Dispokredit

Ein Dispositionskredit, umgangssprachlich auch Dispokredit genannt, wird heute von jeder Bank als Leistung zum Girokonto für Privatkunden kostenpflichtig angeboten. Dem Kunden wird damit gestattet, sein Kontolimit bis zu einem festgesetzten Betrag zu überziehen. Grundvoraussetzung dafür, bei seiner Hausbank einen Dispokredit zu

erhalten, ist natürlich eine ausreichende Bonität.
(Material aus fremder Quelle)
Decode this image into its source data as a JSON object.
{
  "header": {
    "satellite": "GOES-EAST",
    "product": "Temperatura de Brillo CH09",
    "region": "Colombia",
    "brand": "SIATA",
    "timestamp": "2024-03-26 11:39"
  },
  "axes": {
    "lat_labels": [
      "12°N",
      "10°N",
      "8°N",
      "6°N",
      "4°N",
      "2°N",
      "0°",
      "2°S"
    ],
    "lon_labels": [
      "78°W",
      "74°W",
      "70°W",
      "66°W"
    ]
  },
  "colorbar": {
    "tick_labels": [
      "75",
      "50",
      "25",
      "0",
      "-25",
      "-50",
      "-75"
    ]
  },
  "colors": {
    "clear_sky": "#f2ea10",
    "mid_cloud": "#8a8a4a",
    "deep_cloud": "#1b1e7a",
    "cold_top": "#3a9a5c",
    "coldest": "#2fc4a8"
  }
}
Diese wird von der Bank über die Einsichtnahme in die, über den Kunden vorhandenen, Schufa-Einträge geprüft. Wer hier unschöne Einträge hat, weil er sich etwas zu Schulden hat kommen lassen, erhält keinen Dispokredit. Außerdem prüft die Bank das Verhalten des Kunden anhand der Buchungen der letzten drei Monate. Wer ständig ein überzogenes Konto hat und bei wem Lastschriften häufig zurückgebucht werden müssen, hat es auch sehr schwer, einen Dispokredit zu erhalten.

Der Kreditrahmen ist der maximale Betrag, mit dem das Girokonto überzogen werden darf. Er wird zusammen mit dem Kunden in einem Gespräch unter Berücksichtigung der Höhe des monatlichen Einkommens, welches auf dem betreffenden Girokonto eingehen muss, festgesetzt. Es gilt hier die Faustregel, höchstens das Dreifache der monatlich eingehenden Beträge. Wünscht der Kunde einen geringeren Betrag, steht dem nichts entgegen. Beachtet werden muss hier, dass die Bank bei starken Veränderungen des Einkommens den Kredit kurzfristig kündigen kann und man zur umgehenden Ausgleichung der Schuld verpflichtet ist. Daher sollte man den Kreditrahmen so gering wie möglich ansetzen, um im Zweifelsfall nicht in große Zahlungsprobleme zu geraten.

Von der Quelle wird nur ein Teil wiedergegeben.